Teachers’ proficiency in utilizing formative instructional strategies, particularly formative assessments, is not only a fundamental teacher skill but a potent tool that can significantly elevate the quality of teaching and learning (Black & Wiliam, 1998 a, b; Wiliam et al., 2004). While formative instructional strategies have been increasingly recognized as essential teacher competencies (Trumbull & Lash, 2013), the same literature documents the significant challenges and insufficient implementation of such strategies (e.g., effective formative assessment practices) as demonstrated by teachers (Bond et al., 2020). This is partly due to the field’s confusion on definitions of formative instructional strategies, including formative assessment, its weak links with learning theories, and its generic nature (Baird et al., 2015; Black & Wiliam, 2018). The obstacles to assisting teachers in developing effective formative-based instruction require immediate attention. These challenges span from the need to clarify what constitutes effective, valid, reliable, and fair instructional strategies to whether teachers are equipped to comprehend and implement formative instructional strategies.
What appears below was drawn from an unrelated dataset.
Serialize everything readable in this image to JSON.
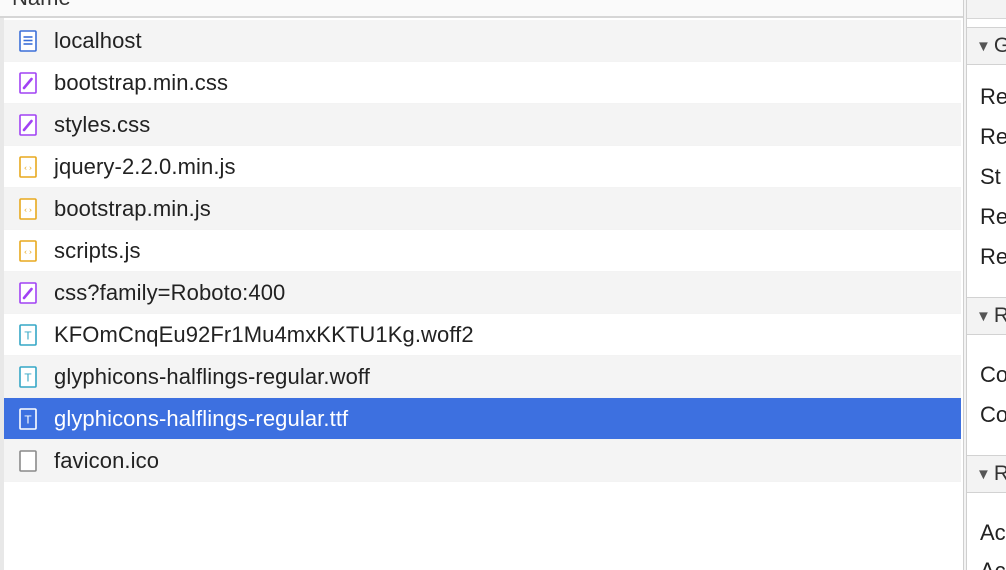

We define these as formative assessments in class, in-class discussions, and responsive formative instruction.

We use TIMSS 2019 mathematics data to explore across-national representative samples of 4th and 8th-grade classrooms in 64 countries:
(a) The frequency and type of teacher’s use of formative instructional strategies such as classroom discussion, feedback on assignments and homework, responsive teaching (aka instructional clarity), and formative instructional activities such as observing, questioning, and assessing.
(b) The relationship between a teacher’s use of formative instructional strategies with students’ learning (aka mathematics score in the test) and dispositions toward mathematics, including liking, valuing, and feeling confident in mathematics
(c) The degree to which teachers’ use of formative strategies and pupils’ mathematics knowledge is mediated by (c1) school contexts, teachers’ qualifications, expertise, and self-reported competence, and (c2) students’ socioeconomic status, curriculum learning opportunities, and home support
Our analysis is still in progress, and we hope that by engaging in a conversation with the group, we can improve the article and make important contributions to the field.